こうした障壁の多くはEU加盟国をそれ以外の国と隔てるものだが、パスポート不要地域を含めた、加盟国同士を隔てるフェンスもある。ほとんどが2015年に建設開始したものだ。
「EUに流入しようとする移民・難民が多いところでは、必ずフェンスを築くという流れになっている」と語るのは、人権団体アムネスティ・インターナショナルで欧州移民問題を研究するアイレム・アーフ氏だ。
各国政府にとって、フェンスの構築は手軽な解決策に思える。完全に合法的だし、入国者を管理する権利を有するからだ。欧州に新たなフェンスが築かれるたびに、隔てられた経路で流入する不法移民の数は急減している。
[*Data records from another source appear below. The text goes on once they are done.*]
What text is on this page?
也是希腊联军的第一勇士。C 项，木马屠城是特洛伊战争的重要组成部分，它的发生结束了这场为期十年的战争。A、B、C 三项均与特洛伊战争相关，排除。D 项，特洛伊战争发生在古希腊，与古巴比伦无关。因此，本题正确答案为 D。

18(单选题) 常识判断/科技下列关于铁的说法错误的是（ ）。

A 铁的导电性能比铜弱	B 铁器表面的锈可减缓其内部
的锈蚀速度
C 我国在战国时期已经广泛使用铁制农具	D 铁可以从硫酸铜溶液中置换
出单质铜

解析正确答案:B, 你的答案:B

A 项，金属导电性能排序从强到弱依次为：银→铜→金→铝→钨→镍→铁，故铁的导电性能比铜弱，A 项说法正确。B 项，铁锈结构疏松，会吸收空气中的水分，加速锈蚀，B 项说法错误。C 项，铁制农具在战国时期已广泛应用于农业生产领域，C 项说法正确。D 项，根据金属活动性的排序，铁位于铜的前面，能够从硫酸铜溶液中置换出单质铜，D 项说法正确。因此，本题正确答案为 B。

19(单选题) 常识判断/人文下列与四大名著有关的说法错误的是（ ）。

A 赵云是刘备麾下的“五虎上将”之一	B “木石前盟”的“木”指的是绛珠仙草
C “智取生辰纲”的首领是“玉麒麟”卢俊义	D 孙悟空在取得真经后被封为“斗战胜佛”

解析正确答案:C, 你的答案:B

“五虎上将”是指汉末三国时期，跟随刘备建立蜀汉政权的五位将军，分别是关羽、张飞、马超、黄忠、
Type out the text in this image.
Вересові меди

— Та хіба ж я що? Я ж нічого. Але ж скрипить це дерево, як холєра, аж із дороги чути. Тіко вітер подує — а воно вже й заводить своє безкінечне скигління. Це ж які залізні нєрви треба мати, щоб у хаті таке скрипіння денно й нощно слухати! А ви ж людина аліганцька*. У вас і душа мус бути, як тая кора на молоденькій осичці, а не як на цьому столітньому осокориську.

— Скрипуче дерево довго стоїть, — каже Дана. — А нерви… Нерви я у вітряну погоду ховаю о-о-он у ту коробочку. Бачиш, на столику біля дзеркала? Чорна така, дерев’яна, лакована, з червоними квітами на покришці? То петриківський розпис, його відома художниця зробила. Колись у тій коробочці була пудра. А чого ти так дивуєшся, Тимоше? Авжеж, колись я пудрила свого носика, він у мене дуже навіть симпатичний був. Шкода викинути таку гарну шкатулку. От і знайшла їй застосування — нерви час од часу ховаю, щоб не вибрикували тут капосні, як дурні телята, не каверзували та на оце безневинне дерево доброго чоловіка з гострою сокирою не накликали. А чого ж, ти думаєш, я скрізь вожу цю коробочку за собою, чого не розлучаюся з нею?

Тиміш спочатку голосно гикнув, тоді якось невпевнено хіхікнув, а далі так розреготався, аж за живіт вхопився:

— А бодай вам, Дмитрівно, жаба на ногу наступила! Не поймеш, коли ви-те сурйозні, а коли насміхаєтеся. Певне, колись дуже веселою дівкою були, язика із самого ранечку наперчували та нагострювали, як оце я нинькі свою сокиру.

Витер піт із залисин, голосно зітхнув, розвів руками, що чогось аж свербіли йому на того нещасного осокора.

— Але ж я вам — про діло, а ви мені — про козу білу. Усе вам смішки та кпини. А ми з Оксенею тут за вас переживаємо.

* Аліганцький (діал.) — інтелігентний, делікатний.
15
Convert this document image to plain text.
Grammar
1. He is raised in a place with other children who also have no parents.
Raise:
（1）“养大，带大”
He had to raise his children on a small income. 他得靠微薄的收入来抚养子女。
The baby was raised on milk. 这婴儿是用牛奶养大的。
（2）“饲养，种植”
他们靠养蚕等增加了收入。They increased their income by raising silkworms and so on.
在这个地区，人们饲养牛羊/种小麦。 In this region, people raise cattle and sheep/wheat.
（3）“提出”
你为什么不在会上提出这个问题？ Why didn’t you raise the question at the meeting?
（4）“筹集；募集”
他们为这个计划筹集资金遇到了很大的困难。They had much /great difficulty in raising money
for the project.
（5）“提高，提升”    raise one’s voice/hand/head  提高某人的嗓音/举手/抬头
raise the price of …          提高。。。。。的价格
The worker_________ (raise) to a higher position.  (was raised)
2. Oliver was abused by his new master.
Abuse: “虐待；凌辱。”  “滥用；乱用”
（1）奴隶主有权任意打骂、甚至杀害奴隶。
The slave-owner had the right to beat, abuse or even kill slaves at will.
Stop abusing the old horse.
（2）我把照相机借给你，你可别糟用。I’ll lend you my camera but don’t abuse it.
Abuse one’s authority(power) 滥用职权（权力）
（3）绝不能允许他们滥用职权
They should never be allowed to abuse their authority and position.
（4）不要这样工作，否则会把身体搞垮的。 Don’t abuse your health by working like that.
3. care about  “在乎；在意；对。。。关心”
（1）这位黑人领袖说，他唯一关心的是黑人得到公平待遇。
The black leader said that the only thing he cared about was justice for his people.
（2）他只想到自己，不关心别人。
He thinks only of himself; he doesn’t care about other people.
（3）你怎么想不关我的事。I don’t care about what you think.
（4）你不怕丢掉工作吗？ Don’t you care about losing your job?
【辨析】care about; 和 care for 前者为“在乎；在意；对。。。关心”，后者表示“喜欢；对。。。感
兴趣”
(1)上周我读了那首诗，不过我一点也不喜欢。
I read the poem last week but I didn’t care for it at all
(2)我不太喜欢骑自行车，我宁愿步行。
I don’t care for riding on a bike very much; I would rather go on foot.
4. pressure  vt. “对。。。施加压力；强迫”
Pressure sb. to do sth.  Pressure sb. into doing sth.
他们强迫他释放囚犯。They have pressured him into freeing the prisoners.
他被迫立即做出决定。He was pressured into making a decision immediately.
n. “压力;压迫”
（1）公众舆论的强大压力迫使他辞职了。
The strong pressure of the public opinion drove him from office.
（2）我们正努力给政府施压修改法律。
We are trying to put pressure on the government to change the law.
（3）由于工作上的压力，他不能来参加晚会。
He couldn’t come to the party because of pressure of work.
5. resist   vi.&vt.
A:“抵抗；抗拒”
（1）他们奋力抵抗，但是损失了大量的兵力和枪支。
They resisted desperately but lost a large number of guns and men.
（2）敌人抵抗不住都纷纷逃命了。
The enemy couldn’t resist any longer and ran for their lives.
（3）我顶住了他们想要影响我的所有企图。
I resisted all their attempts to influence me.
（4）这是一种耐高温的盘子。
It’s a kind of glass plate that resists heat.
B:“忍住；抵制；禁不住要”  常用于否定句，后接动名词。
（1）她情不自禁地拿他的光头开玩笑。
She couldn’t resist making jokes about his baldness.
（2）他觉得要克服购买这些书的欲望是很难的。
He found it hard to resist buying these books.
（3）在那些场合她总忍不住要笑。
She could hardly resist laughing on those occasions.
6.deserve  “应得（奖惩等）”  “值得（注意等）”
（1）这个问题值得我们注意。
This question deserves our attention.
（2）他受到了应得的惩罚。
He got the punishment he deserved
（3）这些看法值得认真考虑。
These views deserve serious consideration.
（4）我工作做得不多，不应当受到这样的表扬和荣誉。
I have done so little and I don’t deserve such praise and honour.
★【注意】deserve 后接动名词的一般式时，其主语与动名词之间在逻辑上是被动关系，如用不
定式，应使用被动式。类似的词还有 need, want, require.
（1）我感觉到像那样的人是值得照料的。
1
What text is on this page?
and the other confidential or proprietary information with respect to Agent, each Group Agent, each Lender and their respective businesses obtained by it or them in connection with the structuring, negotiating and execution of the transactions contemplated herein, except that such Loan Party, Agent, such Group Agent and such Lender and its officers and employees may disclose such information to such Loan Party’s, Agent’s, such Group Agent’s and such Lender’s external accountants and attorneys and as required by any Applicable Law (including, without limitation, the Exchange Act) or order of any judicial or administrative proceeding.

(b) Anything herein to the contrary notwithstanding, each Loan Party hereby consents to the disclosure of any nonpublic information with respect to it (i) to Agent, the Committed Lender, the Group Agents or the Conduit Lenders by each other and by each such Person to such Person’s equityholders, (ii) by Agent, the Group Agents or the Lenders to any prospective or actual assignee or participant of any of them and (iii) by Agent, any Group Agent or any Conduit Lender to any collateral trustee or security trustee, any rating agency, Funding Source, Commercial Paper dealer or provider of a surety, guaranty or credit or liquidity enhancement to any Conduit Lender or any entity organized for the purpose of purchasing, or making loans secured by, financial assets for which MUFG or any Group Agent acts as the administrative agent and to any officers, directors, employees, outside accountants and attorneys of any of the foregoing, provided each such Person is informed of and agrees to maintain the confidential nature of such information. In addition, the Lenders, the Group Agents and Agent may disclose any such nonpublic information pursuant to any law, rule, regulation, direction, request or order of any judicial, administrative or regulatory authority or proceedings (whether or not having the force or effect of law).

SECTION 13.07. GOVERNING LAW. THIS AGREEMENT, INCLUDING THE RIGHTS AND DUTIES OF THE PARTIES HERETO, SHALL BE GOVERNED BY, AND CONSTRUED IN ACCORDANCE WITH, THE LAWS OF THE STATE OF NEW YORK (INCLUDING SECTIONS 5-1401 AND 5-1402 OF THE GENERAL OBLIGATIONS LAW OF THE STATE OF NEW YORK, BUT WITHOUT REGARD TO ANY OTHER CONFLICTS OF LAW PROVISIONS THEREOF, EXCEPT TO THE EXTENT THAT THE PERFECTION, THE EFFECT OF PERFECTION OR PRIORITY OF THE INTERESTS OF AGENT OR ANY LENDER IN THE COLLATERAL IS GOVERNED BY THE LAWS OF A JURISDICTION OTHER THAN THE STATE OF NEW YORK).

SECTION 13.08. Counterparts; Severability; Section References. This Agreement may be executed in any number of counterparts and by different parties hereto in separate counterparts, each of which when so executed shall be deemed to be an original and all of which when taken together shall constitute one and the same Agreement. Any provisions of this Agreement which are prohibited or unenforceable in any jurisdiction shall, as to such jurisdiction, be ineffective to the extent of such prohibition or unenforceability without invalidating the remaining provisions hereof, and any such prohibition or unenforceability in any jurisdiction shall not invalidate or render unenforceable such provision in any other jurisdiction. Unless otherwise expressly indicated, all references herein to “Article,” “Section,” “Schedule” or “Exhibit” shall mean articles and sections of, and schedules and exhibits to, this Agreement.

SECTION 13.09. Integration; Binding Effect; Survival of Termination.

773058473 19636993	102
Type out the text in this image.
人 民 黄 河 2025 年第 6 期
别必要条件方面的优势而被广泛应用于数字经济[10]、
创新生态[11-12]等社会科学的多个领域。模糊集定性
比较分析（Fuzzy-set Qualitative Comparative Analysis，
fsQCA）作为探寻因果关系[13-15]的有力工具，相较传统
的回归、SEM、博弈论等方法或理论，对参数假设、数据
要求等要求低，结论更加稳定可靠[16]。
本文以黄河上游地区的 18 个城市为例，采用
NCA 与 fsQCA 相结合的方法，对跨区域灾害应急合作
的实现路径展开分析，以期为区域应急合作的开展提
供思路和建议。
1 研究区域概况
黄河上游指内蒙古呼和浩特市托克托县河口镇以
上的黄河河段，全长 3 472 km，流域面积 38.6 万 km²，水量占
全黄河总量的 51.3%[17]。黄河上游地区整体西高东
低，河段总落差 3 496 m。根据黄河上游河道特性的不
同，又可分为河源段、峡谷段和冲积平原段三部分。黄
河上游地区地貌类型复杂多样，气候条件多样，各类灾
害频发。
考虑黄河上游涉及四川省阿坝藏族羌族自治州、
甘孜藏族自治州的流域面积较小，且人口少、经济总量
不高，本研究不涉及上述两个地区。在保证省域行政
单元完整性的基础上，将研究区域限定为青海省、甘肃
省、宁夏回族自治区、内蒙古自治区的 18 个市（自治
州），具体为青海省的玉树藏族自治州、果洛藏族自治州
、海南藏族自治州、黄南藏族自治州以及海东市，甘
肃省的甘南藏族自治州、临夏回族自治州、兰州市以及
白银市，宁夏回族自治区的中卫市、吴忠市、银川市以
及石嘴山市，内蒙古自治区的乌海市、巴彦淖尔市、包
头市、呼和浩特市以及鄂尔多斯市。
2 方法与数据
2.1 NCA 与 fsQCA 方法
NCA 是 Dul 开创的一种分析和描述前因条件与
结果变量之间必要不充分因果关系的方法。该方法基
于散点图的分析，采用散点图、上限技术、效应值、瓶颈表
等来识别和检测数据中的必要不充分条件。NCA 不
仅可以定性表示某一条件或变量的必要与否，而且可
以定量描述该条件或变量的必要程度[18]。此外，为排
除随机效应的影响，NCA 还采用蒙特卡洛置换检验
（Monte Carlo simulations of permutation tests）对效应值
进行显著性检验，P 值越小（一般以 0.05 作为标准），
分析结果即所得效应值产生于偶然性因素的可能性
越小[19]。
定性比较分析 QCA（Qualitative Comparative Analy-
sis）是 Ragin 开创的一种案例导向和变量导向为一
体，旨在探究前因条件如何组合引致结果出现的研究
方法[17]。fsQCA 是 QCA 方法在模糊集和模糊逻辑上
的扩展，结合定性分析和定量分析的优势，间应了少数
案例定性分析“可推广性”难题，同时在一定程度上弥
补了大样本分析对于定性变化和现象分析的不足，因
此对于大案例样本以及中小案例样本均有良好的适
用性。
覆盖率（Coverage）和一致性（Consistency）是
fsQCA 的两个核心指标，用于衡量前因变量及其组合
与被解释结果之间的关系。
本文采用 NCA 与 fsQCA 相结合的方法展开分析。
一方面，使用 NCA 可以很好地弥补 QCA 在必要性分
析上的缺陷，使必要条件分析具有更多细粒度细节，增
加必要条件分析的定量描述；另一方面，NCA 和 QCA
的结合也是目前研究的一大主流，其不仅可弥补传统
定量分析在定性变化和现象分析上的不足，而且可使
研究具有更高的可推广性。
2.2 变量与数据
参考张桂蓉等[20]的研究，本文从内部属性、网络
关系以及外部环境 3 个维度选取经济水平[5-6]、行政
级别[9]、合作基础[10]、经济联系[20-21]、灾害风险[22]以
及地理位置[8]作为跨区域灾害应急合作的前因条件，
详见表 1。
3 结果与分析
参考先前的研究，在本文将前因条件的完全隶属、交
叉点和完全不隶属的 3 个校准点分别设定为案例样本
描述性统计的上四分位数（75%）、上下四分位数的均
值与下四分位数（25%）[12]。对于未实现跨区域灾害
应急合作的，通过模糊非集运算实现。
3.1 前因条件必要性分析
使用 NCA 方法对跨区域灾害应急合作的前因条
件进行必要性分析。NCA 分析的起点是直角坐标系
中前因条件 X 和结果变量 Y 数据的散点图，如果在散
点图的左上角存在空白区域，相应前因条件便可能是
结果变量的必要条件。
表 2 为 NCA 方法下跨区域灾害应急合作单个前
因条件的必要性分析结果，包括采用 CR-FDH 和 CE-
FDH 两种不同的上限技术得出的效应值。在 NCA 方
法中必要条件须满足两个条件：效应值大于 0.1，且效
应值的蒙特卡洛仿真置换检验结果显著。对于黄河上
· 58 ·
少なくとも、フェンスの恩恵を得ている企業が1社はある。英仏海峡横断トンネルを運営するユーロトンネル社では、昨年10月にフランス側のターミナル周辺で大規模な保安設備更新が行われて以来、移民を原因とするトラブルはなくなったという。
ユーロトンネルの広報担当者ジョン・キーフ氏は、「2015年10月半ば以降、サービスの停止はない。フェンス建設と警備員の追加という組み合わせは、非常に効果的だったと言える」と話している。
だが少なくとも短期的には、フェンスは欧州に入ろうとする人々の数を減らしてはいない。代わりに、より時間のかかる危険なルートを選ぶようになっただけだ。
人権団体によれば、欧州法は公正かつ効率的な難民申請手続を利用する権利を万人に認めているにもかかわらず、一部のフェンスによって、難民申請希望者の避難先を探すチャンスを奪っているという。
別のルートを探さざるを得なくなると、移民・難民は多くの場合、違法移民斡旋業者に頼る。
群衆管理
ギリシャの国境沿いフェンスは、初期に建設されたものの1つで、アブラモプロス氏は依然としてこれを擁護している。同氏によれば、ギリシャがこのフェンスを建設したのは、難民申請を受け付ける公式の国境検問所に人々を誘導するためだったという。